Image caption, The Algarve draws tourists from across Europe
  • Author, Mira Galanova
  • Role, The Algarve

Bar terraces are filling up with red-skinned holidaymakers ready for a drink after a day on a beach. Daylight is giving way to neon signs. Laughter mingles with summer hits. Cocktail bars in Portugal's tourist hotspot, the Algarve, are just warming up for a busy night. But their managers are struggling to find staff - in a country where unemployment has just hit a record high of 18%.

"Almost everybody is looking for people to work," a young manager of the Piccadilly bar, Joao Carvalho says. On a window, a notice in Portuguese and English indicates he is looking for waiters and bartenders.

In the Algarve, where unemployment is higher than elsewhere in Portugal, bars, together with restaurants and hotels, provide one out of every six jobs.

But long working hours, often from six in the evening to four in the morning, six days a week, put job-seekers off bar jobs.

"They want to work in hotels, have two days off, good salaries," says a tired-looking Rui Carvalho, the manager of the Second bar. For weeks, he has been trying to make up for missing staff.

What about those who fail to get hotel jobs? "Some people prefer to live on benefits rather than working," says Jorge Sa of the JC bar.

Still substantial

After all the austerity measures in crisis-hit Portugal, unemployment benefits are still quite generous.

At 65% of the pre-unemployment wage, jobseekers get between 419 and 1,048 euros (approx 拢355-拢888; $549; $1,374) a month for the first half-year and 10% less afterwards.

People in their 20s and 30s - the age typical of bar staff - can receive the benefits for some 12 months, if they have worked for just a couple of years.

They form a significant part of the Algarve's unemployed.

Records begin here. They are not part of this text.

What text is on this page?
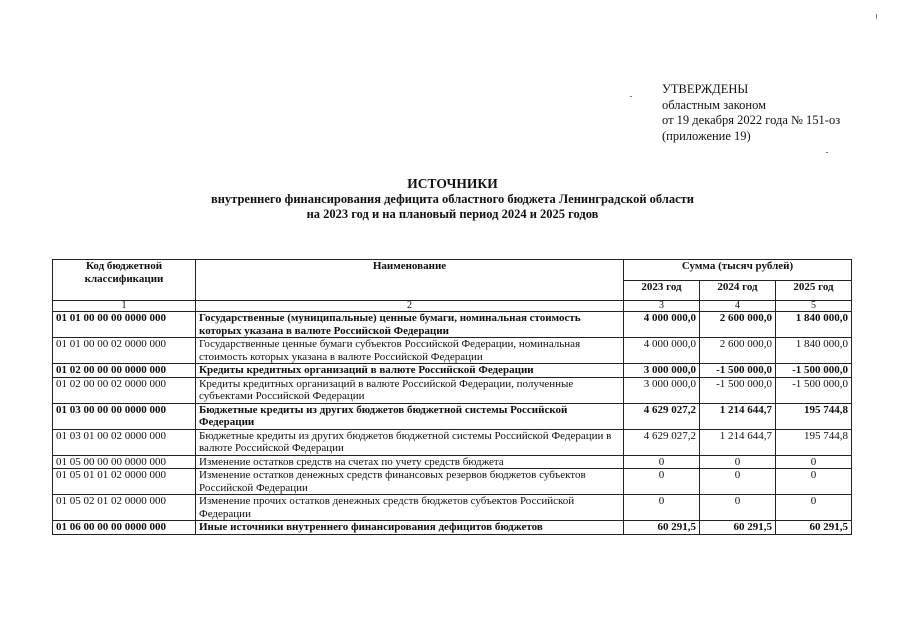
УТВЕРЖДЕНЫ
областным законом
от 19 декабря 2022 года № 151-оз
(приложение 19)
ИСТОЧНИКИ
внутреннего финансирования дефицита областного бюджета Ленинградской области
на 2023 год и на плановый период 2024 и 2025 годов
Код бюджетной классификации	Наименование	Сумма (тысяч рублей)		
		2023 год	2024 год	2025 год
1	2	3	4	5
01 01 00 00 00 0000 000	Государственные (муниципальные) ценные бумаги, номинальная стоимость которых указана в валюте Российской Федерации	4 000 000,0	2 600 000,0	1 840 000,0
01 01 00 00 02 0000 000	Государственные ценные бумаги субъектов Российской Федерации, номинальная стоимость которых указана в валюте Российской Федерации	4 000 000,0	2 600 000,0	1 840 000,0
01 02 00 00 00 0000 000	Кредиты кредитных организаций в валюте Российской Федерации	3 000 000,0	-1 500 000,0	-1 500 000,0
01 02 00 00 02 0000 000	Кредиты кредитных организаций в валюте Российской Федерации, полученные субъектами Российской Федерации	3 000 000,0	-1 500 000,0	-1 500 000,0
01 03 00 00 00 0000 000	Бюджетные кредиты из других бюджетов бюджетной системы Российской Федерации	4 629 027,2	1 214 644,7	195 744,8
01 03 01 00 02 0000 000	Бюджетные кредиты из других бюджетов бюджетной системы Российской Федерации в валюте Российской Федерации	4 629 027,2	1 214 644,7	195 744,8
01 05 00 00 00 0000 000	Изменение остатков средств на счетах по учету средств бюджета	0	0	0
01 05 01 01 02 0000 000	Изменение остатков денежных средств финансовых резервов бюджетов субъектов Российской Федерации	0	0	0
01 05 02 01 02 0000 000	Изменение прочих остатков денежных средств бюджетов субъектов Российской Федерации	0	0	0
01 06 00 00 00 0000 000	Иные источники внутреннего финансирования дефицитов бюджетов	60 291,5	60 291,5	60 291,5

One in four of the 25- to 34-year olds was without a job in March, according to Portugal's statistics institute.

Not all of them are on benefits. "Young people live too long in their parents' homes and have no need to get a job," says Lourenco Vicente of the Meet bar.

Similar claims come from others, not only bar managers. So are the Portuguese in the Algarve really happier jobless than working? Experts say it is not that simple.

"The situation in Portugal is too tough to believe that people have free choice between work and unemployment," says Portuguese economist Jose Reis.

Seasonal

On a hot June morning, the door at one of the Algarve's job centres is very much open for business. Many of those coming in "are willing to accept jobs they wouldn't have a few years ago", says Carlos Baia, the regional director of Portugal's employment agency.

However, jobseekers who have a choice are cautious about the job they take. "They don't want work for just six months," says Rui Carvalho.

Tourist season in the Algarve ends in October. Few bars stay open and keep their staff all year round. Many are left to survive the winter without a job and with no right to any financial help from the state.

Only the jobless who have worked for at least 12 months during the last two years qualify for unemployment benefits, leaving out all those who worked their first season.

The prospect of long months without a job greatly reduces the appeal of otherwise good salaries that bars offer. This has shrunk even more after a recent rise in income tax.

"I'm earning 100 euros less than last year," says Daniel Napier, a daytime waiter.

He is planning to get a job in the UK during the winter. "Then I'll come back and work another season here," he says. "In Portugal it is like this."

Eyes east

To encourage employers to keep their employees on over the winter, the government has offered to pay half of the wages. "During the low season we give training to the workers so that they improve their skills and do their job better the next summer," says Mr Baia of the employment agency.

Image caption, Tourism only creates seasonal work

The programme under which this is happening was launched too late to make any significant impact last year.

Whether it will interest small bar owners is uncertain. "Bosses don't want to keep the staff," says Mr Vicente. "Nobody wants to promise anything, because you don't know what will happen next year."

Managers are impatiently waiting for the end of the school year, when students from other parts of Portugal and abroad come to work during the summer.

"Last year I had staff from Denmark, Holland, two years ago from Norway," says Mr Vicente.

Bar jobs, shunned by Portuguese, are attracting jobseekers from neighbouring Spain, where unemployment is at 27%.

But managers' new darlings are immigrants from eastern Europe. Ukrainians, Romanians and Moldovans form a big chunk of the Algarve's foreign community.

They do not shy away from any kind of employment. "Maybe they don't like it, but they can do the job," Mr Vicente says. "They have come here to work, not to have fun."